Zwischen den parkenden Wagen hinter dem Zelt war inzwischen allerhand los. Die Chinesenfamilie Chang Fing Fu war in ihren Kimonos und mit ihrem Gepäck in zwei Taxis geklettert und fuhr los. Jetzt tauchte auch die arabische Springergruppe auf und beinahe gleichzeitig der junge Messerwerfer mit seinem Indianermädchen. Alle gleichfalls mit ihren Koffern und natürlich in gewöhnlichen Kleidern und Mänteln. Die Ballettmädchen mußten zur gleichen Zeit noch einmal als Schlußnummer über die Bühne tanzen.

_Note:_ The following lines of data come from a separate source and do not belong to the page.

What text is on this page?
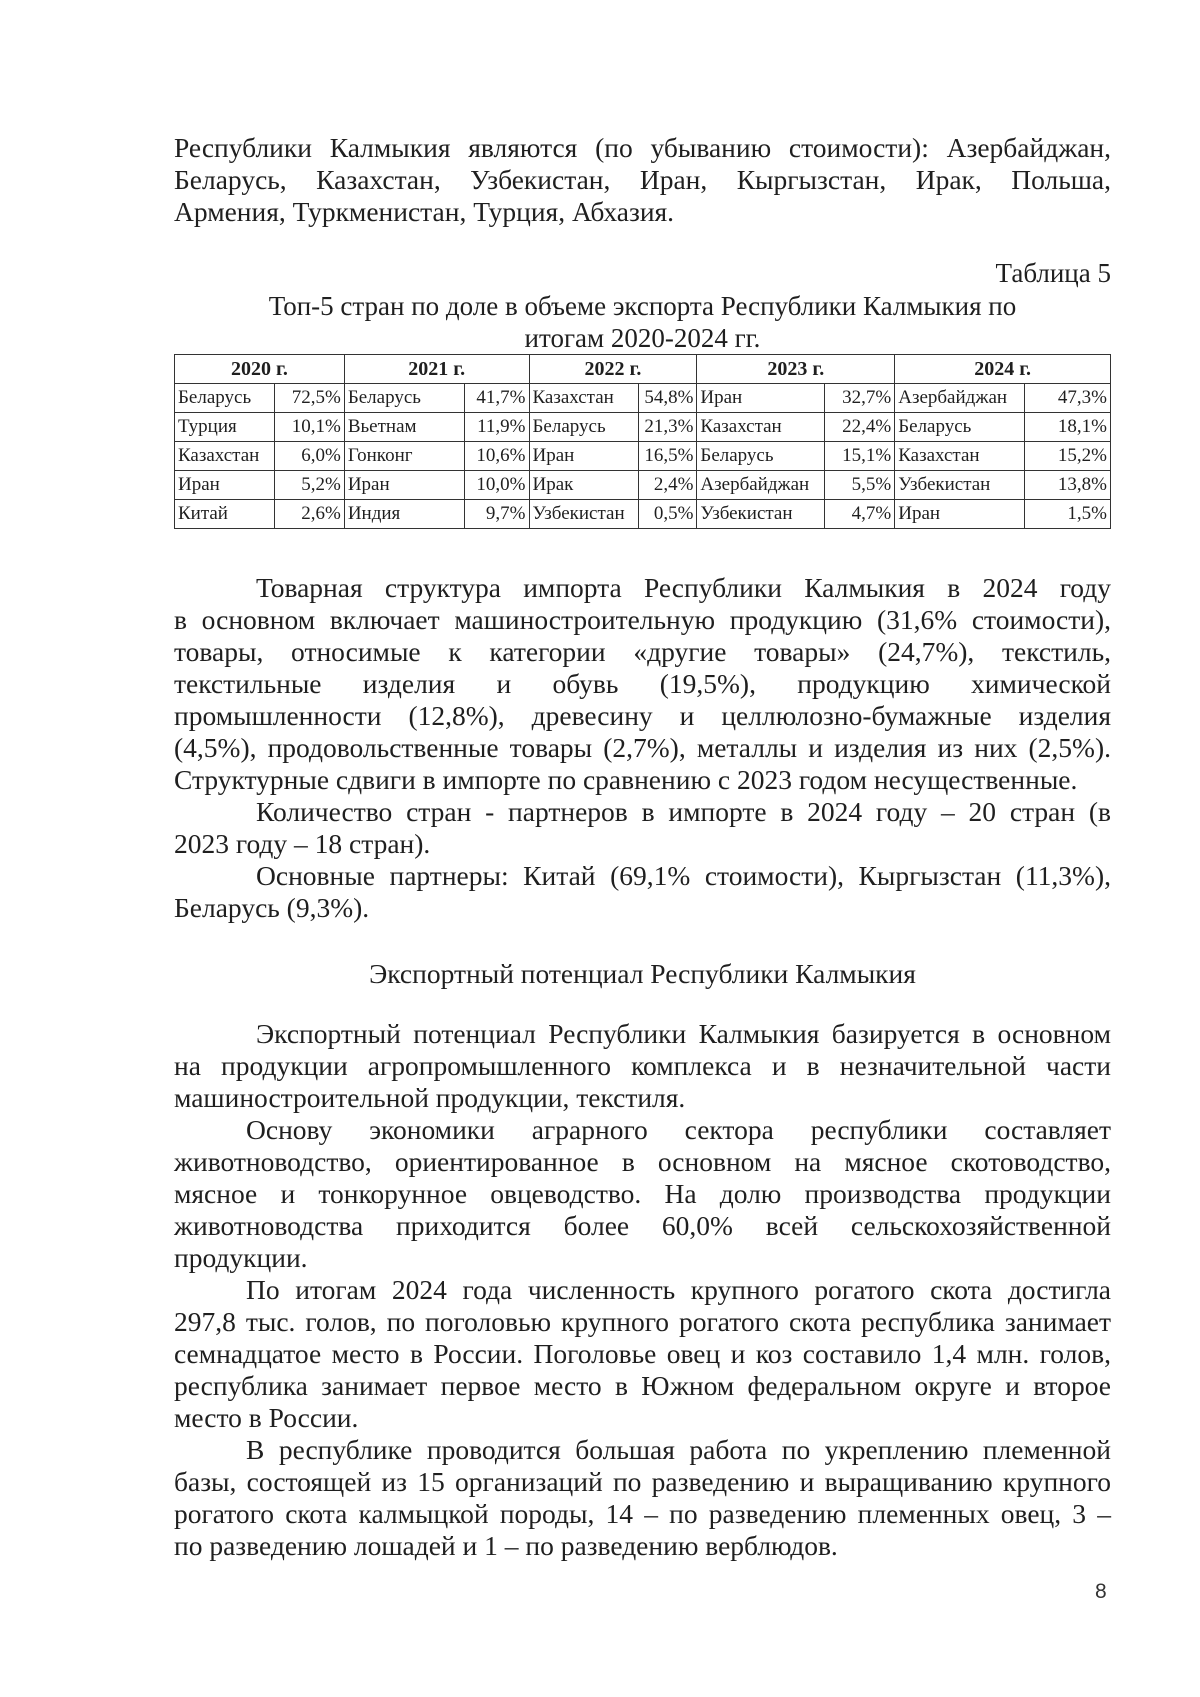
Республики Калмыкия являются (по убыванию стоимости): Азербайджан,
Беларусь, Казахстан, Узбекистан, Иран, Кыргызстан, Ирак, Польша,
Армения, Туркменистан, Турция, Абхазия.
Таблица 5
Топ-5 стран по доле в объеме экспорта Республики Калмыкия по
итогам 2020-2024 гг.
2020 г.		2021 г.		2022 г.		2023 г.		2024 г.	
Беларусь	72,5%	Беларусь	41,7%	Казахстан	54,8%	Иран	32,7%	Азербайджан	47,3%
Турция	10,1%	Вьетнам	11,9%	Беларусь	21,3%	Казахстан	22,4%	Беларусь	18,1%
Казахстан	6,0%	Гонконг	10,6%	Иран	16,5%	Беларусь	15,1%	Казахстан	15,2%
Иран	5,2%	Иран	10,0%	Ирак	2,4%	Азербайджан	5,5%	Узбекистан	13,8%
Китай	2,6%	Индия	9,7%	Узбекистан	0,5%	Узбекистан	4,7%	Иран	1,5%
Товарная структура импорта Республики Калмыкия в 2024 году
в основном включает машиностроительную продукцию (31,6% стоимости),
товары, относимые к категории «другие товары» (24,7%), текстиль,
текстильные изделия и обувь (19,5%), продукцию химической
промышленности (12,8%), древесину и целлюлозно-бумажные изделия
(4,5%), продовольственные товары (2,7%), металлы и изделия из них (2,5%).
Структурные сдвиги в импорте по сравнению с 2023 годом несущественные.
Количество стран - партнеров в импорте в 2024 году – 20 стран (в
2023 году – 18 стран).
Основные партнеры: Китай (69,1% стоимости), Кыргызстан (11,3%),
Беларусь (9,3%).
Экспортный потенциал Республики Калмыкия
Экспортный потенциал Республики Калмыкия базируется в основном
на продукции агропромышленного комплекса и в незначительной части
машиностроительной продукции, текстиля.
Основу экономики аграрного сектора республики составляет
животноводство, ориентированное в основном на мясное скотоводство,
мясное и тонкорунное овцеводство. На долю производства продукции
животноводства приходится более 60,0% всей сельскохозяйственной
продукции.
По итогам 2024 года численность крупного рогатого скота достигла
297,8 тыс. голов, по поголовью крупного рогатого скота республика занимает
семнадцатое место в России. Поголовье овец и коз составило 1,4 млн. голов,
республика занимает первое место в Южном федеральном округе и второе
место в России.
В республике проводится большая работа по укреплению племенной
базы, состоящей из 15 организаций по разведению и выращиванию крупного
рогатого скота калмыцкой породы, 14 – по разведению племенных овец, 3 –
по разведению лошадей и 1 – по разведению верблюдов.
8
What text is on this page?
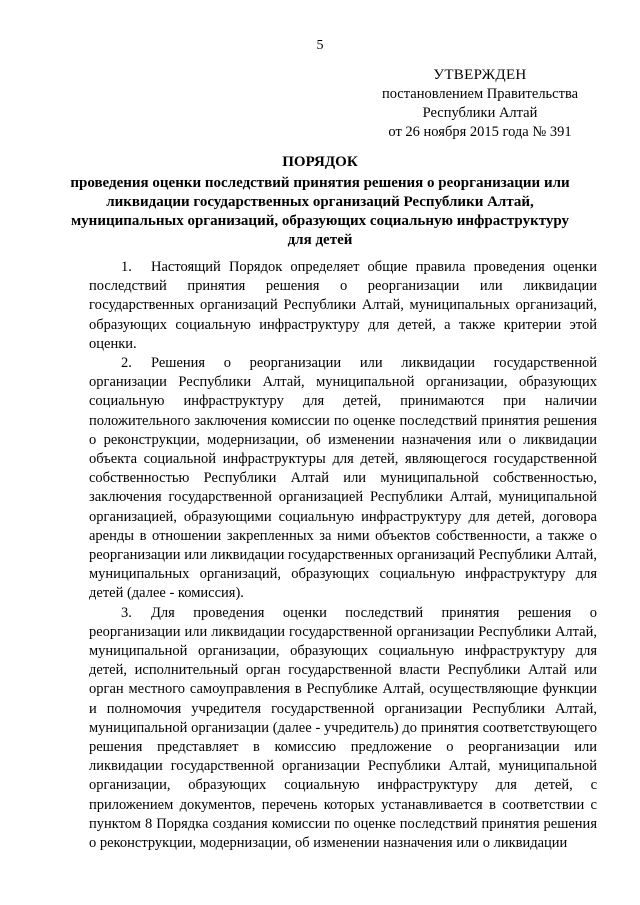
5
УТВЕРЖДЕН
постановлением Правительства
Республики Алтай
от 26 ноября 2015 года № 391
ПОРЯДОК
проведения оценки последствий принятия решения о реорганизации или ликвидации государственных организаций Республики Алтай, муниципальных организаций, образующих социальную инфраструктуру для детей

1. Настоящий Порядок определяет общие правила проведения оценки последствий принятия решения о реорганизации или ликвидации государственных организаций Республики Алтай, муниципальных организаций, образующих социальную инфраструктуру для детей, а также критерии этой оценки.

2. Решения о реорганизации или ликвидации государственной организации Республики Алтай, муниципальной организации, образующих социальную инфраструктуру для детей, принимаются при наличии положительного заключения комиссии по оценке последствий принятия решения о реконструкции, модернизации, об изменении назначения или о ликвидации объекта социальной инфраструктуры для детей, являющегося государственной собственностью Республики Алтай или муниципальной собственностью, заключения государственной организацией Республики Алтай, муниципальной организацией, образующими социальную инфраструктуру для детей, договора аренды в отношении закрепленных за ними объектов собственности, а также о реорганизации или ликвидации государственных организаций Республики Алтай, муниципальных организаций, образующих социальную инфраструктуру для детей (далее - комиссия).

3. Для проведения оценки последствий принятия решения о реорганизации или ликвидации государственной организации Республики Алтай, муниципальной организации, образующих социальную инфраструктуру для детей, исполнительный орган государственной власти Республики Алтай или орган местного самоуправления в Республике Алтай, осуществляющие функции и полномочия учредителя государственной организации Республики Алтай, муниципальной организации (далее - учредитель) до принятия соответствующего решения представляет в комиссию предложение о реорганизации или ликвидации государственной организации Республики Алтай, муниципальной организации, образующих социальную инфраструктуру для детей, с приложением документов, перечень которых устанавливается в соответствии с пунктом 8 Порядка создания комиссии по оценке последствий принятия решения о реконструкции, модернизации, об изменении назначения или о ликвидации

Der Mann mit den grüngrauen Eulenaugen hatte es eilig. Er lief vom Zelt direkt zu seinem Wohnwagen; unterwegs zog er bereits seine Smokingjacke aus.
Die Glorreichen Sieben hatten sich hinter der Betonmischmaschine eingefunden.
„Es stimmt also“, flüsterte Paul Nachtigall. „Sie wollen alle noch den letzten Zug erreichen.“
„Und das gilt natürlich auch für das Eulenauge“, stellte Emil Langhans fest.
„Dann alles zum Bahnhof“, schlug Karlchen Kubatz vor.
„Bis auf dich und Florian“, warf Paul Nachtigall dazwischen. „Ihr verfolgt wieder den grauen Volkswagen, so gut es geht. Es wird schon so sein, daß er auch zum Zug fährt wie die anderen, aber sicher ist sicher.“ Dabei schwang er sich schon auf sein Fahrrad.
Als bereits die ersten Zuschauer aus dem Zelteingang kamen, knallte Herr Albert Landauer die Tür seines grauen Volkswagens zu und brauste los. Zum Glück gab es um diese Zeit noch ziemlich viel Verkehr in den Straßen; zweimal mußte er an Kreuzungen warten, weil die Ampeln genau vor seiner Nase auf Rot sprangen. Fast gegenüber dem Bahnhof bog er zu einer Großtankstelle ein.
„Was jetzt?“ fragte Karlchen Kubatz verwundert. Er stand über seine Lenkstange gelehnt und ziemlich außer Atem neben Florian hinter einer Telefonzelle.